Happy Earth Day to everyone! As a person who loves nature and the outdoors, I'd like to urge my fellow men and women to make a few sacrifices today to save energy, conserve resources, and appreciate the beauty of planet earth. I'm confident that the United States, as the greatest country of this earth, can make strides towards cleaning up our environment, conserving land for its natural wildlife, and do everything possible to maintain a healthy respect to the land we live on.
That being said, I'd like to enter a post from the Heartland Institute that makes some sense to me. Conservation and capitalism go hand in hand - they are not incompatible at all. With the right tax/financial incentives and a culture that appreciates and rewards responsible behavior, we can make this work. Larger government and totalitarian laws are not the answer. Neither is Al Gore.
From Heartland:
Contrary to the slogans of demonstrators throughout the world, the nations that have the best track records on environmental protection and improvement are those with the highest amount of free-market capitalism.
Make no mistake, the anti-capitalism demonstrators often add environmentalism to their claimed objectives solely because it attracts many gullible young persons and appears to legitimize their activities, which often have little or nothing to do with the environment.
Nations with the freest economic systems are the ones whose citizens can afford the luxury of protecting their environments. Conversely, persons living in command-and-control economies barely surviving on life’s necessities of food, clothing, and shelter use their natural resources to the absolute limit. They have no other choice in providing for themselves and their families…
…Beware the individual, group, or organization that relentlessly attacks the free enterprise system, bashes big business, and bashes corporations. Too often their real agenda is power–power to remake the economic and social systems to suit their own command-and-control goals, not to serve the public good as they so loudly proclaim.
Free enterprise capitalism provides the economic lifeblood for many of the world’s poor. The late senator Paul Tsongas said in his speech at the 1992 Democratic Convention, “You cannot redistribute wealth you never created. You can’t be pro-jobs and anti-business at the same time. You cannot love employment and hate employers.”
The extremes of big government socialism and communism have been tried and found wanting in many nations, but their principles still dominate the thinking in world environmental conferences and are widely taught in many major U.S. universities.
For three-quarters of a century the Soviet Union was touted as the model of what a planned economy could do for its people. To the embarrassment of many economics professors, it imploded. It could never afford environmental protection or improvement.
Environmentalists who sincerely desire to advance their cause must disassociate themselves from anti-capitalists and destroyers of the social orders of communities, nations, and the world.

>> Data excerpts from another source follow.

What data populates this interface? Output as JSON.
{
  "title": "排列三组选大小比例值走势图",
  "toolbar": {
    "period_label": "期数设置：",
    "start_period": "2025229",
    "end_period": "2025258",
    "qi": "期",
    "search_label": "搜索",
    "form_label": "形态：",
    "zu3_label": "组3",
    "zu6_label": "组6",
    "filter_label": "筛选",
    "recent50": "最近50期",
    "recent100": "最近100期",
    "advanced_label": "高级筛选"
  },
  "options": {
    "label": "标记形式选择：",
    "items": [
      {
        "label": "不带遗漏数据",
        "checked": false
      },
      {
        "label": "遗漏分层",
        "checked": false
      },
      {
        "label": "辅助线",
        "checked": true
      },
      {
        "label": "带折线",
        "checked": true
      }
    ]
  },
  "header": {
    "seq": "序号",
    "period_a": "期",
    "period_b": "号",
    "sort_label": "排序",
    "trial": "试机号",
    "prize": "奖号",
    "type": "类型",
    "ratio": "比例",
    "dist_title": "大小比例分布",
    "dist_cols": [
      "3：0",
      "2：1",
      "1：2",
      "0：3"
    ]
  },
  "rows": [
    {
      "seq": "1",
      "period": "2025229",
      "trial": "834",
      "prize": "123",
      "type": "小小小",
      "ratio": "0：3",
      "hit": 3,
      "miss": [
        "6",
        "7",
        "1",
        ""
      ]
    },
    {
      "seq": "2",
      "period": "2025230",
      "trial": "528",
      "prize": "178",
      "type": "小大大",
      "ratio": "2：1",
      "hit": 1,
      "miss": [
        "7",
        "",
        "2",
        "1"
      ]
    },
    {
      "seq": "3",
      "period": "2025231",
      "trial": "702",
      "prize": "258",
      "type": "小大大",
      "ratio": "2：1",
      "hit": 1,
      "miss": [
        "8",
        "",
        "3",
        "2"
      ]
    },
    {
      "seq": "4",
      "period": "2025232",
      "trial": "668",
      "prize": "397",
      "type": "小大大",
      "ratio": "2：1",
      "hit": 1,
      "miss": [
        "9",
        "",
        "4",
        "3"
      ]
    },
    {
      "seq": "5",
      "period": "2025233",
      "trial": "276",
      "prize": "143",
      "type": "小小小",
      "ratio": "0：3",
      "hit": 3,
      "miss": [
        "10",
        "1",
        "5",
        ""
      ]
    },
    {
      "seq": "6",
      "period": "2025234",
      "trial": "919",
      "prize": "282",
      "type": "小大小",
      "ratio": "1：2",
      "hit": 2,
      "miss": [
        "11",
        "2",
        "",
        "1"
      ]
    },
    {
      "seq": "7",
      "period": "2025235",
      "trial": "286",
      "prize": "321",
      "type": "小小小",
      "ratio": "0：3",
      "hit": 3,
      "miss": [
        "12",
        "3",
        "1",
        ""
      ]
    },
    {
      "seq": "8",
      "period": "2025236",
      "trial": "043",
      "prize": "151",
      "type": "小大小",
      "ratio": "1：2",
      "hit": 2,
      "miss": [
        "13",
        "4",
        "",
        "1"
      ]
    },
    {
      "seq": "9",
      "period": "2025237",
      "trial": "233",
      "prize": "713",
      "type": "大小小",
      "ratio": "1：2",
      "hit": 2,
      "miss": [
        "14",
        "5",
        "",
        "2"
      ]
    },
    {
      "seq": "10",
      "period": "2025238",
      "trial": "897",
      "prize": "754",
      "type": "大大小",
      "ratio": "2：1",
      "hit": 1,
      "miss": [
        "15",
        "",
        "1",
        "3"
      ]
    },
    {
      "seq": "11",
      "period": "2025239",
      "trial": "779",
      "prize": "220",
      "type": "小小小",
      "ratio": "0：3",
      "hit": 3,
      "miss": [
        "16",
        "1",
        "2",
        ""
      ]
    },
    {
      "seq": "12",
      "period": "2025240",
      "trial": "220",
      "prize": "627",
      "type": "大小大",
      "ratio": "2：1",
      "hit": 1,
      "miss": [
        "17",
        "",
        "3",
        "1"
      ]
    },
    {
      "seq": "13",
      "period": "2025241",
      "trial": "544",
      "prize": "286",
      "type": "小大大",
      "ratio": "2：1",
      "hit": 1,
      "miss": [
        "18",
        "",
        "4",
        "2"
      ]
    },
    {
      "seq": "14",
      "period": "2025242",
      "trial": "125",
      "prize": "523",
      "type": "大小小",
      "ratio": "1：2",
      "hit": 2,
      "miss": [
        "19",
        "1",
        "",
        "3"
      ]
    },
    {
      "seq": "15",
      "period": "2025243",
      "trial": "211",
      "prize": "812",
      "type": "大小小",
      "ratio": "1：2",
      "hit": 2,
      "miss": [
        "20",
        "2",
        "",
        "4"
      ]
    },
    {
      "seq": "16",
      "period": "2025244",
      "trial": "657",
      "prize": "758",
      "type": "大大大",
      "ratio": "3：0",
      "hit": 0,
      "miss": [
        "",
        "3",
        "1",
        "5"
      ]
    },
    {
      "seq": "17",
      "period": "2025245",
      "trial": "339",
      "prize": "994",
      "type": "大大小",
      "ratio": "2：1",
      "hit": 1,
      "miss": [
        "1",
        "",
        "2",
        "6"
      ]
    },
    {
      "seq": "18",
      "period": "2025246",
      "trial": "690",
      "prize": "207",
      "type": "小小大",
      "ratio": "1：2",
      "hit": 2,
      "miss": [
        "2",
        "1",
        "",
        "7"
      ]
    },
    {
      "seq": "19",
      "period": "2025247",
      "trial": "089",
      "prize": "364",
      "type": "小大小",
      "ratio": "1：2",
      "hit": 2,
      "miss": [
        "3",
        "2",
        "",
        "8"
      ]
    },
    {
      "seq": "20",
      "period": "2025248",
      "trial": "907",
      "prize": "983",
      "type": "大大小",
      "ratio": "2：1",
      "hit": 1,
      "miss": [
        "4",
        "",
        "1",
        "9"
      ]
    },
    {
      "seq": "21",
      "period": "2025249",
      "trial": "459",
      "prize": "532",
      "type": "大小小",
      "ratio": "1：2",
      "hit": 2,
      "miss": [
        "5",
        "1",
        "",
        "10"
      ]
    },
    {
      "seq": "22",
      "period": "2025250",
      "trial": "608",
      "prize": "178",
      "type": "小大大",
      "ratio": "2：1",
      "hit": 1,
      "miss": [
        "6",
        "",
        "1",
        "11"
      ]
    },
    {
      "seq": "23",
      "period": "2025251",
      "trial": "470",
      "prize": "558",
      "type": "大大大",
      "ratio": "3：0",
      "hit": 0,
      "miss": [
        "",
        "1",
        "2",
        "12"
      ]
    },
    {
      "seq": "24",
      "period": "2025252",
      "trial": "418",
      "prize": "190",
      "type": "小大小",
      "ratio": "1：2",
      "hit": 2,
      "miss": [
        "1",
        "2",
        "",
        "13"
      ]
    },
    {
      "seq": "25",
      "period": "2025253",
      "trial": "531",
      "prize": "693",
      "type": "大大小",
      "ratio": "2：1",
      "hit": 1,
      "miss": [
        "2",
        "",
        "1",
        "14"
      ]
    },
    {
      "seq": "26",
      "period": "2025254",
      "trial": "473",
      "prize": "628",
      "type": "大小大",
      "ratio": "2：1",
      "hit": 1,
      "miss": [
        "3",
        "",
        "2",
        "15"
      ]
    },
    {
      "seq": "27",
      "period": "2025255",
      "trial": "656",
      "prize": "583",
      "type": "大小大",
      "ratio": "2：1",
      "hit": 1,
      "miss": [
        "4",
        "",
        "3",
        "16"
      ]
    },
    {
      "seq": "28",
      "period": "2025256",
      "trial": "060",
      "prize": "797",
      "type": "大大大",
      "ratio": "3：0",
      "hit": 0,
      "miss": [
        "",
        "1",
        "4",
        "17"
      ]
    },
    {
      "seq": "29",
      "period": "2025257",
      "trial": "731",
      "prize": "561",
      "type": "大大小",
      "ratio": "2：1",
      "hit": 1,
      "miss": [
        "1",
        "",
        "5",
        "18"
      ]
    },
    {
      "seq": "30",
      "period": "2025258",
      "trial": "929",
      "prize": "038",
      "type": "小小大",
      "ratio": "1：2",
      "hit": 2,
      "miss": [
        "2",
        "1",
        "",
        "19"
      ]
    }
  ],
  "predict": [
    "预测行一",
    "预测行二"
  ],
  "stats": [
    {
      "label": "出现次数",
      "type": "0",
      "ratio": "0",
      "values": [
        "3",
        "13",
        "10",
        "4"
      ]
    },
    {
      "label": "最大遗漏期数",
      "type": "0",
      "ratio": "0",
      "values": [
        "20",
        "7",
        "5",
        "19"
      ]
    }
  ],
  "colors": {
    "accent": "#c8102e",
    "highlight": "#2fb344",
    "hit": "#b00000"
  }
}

Nothing highlights this problem more than the Heidelberg Statement, which was signed in the spring of 199[2] by 250 prominent scientists, including 27 Nobel Prize winners. It noted, “We are worried at the emergence of an irrational ideology which is opposed to scientific and industrial progress and impedes economic and social development. The greatest evils which stalk our Earth are ignorance and oppression, not science, technology, and industry. We do forewarn the authorities in charge of our planet’s destiny against decisions which are supported by pseudo-scientific arguments or false and non-relevant data.”